Tancogne-Dejean, N., & Rubio, A. (2020). Parameter-free hybridlike functional based on an extended Hubbard model: DFT+U+V. Physical Review B, 102(15): 155117. doi:10.1103/PhysRevB.102.155117.

Cite as: https://hdl.handle.net/21.11116/0000-0007-33D3-1

Abstract

In this paper, we propose an energy functional at the level of DFT+U+V that allows us to compute self-consistently the values of the onsite interaction, Hubbard U and Hund J, as well as the intersite interaction V. This functional extends the previously proposed ACBN0 functional [L. A. Agapito et al., Phys. Rev. X 5, 011006 (2015)] including both onsite and intersite interactions.
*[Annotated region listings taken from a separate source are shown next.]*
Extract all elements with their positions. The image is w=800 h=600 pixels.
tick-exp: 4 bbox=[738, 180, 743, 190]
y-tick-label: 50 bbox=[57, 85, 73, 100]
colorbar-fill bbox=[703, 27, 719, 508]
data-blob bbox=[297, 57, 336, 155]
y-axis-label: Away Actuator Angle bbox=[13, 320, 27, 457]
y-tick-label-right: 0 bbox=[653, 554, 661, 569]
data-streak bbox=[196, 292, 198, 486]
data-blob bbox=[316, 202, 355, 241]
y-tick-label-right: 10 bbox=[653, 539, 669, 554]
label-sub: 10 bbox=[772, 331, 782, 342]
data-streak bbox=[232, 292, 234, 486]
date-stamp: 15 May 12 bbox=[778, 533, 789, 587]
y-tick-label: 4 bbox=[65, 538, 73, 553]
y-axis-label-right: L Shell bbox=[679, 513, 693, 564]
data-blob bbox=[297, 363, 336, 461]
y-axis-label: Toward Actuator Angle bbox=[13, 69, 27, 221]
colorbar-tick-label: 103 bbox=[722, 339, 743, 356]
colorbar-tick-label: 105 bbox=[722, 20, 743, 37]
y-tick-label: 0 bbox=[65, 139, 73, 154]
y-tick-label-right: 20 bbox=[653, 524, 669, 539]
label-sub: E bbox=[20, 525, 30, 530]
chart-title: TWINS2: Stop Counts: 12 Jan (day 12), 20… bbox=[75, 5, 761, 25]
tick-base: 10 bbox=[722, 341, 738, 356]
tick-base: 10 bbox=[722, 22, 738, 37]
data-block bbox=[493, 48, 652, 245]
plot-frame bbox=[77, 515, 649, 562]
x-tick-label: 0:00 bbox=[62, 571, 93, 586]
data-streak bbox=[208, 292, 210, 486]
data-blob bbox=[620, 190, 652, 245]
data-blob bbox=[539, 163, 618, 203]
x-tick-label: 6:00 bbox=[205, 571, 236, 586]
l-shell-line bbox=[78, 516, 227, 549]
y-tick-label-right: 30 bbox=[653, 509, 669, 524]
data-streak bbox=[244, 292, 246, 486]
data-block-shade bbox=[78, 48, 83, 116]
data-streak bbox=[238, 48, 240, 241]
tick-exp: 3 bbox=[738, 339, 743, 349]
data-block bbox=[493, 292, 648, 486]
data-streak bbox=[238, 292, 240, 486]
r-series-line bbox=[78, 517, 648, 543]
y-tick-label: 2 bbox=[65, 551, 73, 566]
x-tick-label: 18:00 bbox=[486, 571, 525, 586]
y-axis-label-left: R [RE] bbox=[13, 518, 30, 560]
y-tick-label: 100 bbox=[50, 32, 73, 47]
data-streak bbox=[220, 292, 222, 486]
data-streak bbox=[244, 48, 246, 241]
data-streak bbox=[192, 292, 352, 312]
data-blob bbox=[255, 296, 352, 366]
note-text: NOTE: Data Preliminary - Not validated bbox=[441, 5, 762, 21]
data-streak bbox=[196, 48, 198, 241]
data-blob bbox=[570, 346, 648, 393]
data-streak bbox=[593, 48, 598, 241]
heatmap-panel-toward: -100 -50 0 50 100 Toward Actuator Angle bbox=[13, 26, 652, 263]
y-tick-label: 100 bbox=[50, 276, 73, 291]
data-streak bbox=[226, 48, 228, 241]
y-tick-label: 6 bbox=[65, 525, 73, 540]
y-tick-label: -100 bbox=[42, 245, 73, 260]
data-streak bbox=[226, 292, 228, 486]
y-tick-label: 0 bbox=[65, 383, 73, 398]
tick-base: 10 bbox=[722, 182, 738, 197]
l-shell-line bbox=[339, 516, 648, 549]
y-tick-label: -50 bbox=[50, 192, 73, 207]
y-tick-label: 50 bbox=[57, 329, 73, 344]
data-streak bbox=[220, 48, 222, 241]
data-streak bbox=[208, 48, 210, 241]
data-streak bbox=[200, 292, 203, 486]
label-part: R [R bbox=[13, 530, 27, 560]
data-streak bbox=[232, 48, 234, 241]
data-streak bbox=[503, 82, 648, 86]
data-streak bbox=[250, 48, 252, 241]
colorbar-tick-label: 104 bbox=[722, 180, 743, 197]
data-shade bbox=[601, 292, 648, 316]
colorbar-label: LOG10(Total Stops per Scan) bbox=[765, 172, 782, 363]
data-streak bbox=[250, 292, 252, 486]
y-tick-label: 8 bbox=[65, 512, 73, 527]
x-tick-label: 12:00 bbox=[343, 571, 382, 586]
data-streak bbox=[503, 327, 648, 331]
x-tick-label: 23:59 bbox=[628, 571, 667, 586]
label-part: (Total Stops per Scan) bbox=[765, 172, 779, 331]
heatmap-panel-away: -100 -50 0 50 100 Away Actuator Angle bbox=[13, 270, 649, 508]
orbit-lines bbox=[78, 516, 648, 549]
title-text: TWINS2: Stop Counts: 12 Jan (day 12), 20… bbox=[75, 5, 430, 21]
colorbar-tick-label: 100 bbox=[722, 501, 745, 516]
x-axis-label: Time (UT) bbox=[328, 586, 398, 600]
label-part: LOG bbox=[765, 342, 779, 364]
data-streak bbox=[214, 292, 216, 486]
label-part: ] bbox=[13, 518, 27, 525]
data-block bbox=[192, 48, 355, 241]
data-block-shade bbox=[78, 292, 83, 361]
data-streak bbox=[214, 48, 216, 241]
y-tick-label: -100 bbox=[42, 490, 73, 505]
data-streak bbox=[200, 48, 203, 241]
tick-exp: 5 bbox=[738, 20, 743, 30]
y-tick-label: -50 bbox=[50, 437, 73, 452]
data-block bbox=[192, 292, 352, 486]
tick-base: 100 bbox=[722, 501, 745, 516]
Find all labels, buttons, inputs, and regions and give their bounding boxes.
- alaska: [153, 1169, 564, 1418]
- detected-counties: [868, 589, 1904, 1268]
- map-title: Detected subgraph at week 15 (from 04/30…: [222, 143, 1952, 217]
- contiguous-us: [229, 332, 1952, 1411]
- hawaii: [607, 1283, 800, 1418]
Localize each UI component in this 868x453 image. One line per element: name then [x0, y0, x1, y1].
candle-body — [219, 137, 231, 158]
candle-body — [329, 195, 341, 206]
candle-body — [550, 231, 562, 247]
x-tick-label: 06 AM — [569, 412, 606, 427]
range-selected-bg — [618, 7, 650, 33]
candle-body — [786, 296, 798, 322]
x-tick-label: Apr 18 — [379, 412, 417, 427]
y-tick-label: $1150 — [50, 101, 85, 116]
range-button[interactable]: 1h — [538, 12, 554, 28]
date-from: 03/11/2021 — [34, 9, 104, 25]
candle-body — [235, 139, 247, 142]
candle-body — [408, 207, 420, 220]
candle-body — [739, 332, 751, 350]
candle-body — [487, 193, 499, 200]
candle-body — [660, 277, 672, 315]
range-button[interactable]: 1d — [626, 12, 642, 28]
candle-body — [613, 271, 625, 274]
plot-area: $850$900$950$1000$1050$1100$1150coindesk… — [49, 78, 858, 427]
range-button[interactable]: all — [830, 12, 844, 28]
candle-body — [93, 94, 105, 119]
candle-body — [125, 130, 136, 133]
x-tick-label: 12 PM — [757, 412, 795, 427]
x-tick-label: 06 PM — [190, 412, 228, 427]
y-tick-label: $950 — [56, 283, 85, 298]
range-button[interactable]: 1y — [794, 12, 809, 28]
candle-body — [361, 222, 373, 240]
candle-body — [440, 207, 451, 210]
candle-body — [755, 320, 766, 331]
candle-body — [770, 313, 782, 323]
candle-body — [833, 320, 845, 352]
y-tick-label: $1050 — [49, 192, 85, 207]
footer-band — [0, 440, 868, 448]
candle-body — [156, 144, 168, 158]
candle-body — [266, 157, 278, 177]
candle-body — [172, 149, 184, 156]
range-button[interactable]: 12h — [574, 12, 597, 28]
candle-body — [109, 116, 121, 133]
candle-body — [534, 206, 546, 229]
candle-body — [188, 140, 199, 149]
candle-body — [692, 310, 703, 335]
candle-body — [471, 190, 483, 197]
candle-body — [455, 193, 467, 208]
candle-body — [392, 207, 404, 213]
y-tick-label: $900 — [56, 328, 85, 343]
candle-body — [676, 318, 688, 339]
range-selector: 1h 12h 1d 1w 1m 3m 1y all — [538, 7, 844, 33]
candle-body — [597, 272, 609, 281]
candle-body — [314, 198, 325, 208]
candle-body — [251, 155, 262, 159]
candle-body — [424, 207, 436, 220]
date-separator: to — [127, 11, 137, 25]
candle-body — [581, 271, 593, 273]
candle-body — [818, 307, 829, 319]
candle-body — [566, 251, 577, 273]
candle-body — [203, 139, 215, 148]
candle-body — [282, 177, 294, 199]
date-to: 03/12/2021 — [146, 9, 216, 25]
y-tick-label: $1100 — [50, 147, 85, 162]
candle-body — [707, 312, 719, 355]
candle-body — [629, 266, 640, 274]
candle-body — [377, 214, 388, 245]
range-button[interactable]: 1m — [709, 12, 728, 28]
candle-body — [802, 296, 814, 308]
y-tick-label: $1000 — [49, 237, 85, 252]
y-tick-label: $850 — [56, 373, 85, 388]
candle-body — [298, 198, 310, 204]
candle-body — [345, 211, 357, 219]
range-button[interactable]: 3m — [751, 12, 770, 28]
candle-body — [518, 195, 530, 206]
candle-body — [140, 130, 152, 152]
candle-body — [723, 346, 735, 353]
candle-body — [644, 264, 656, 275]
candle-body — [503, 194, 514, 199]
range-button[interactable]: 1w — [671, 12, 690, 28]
We show that this ab initio self-consistent functional yields improved electronic properties for a wide range of materials, ranging from sp materials to strongly correlated materials. This functional can also be seen as an alternative general and systematic way to construct parameter-free hybrid functionals, based on the extended Hubbard model and a selected set of Coulomb integrals, and might be used to develop novel approximations. By extending the DFT+U method to materials where strong local and nonlocal interactions are relevant, this work opens the door to the ab initio study the electronic, ionic, and optical properties of a larger class of strongly correlated materials in and out of equilibrium.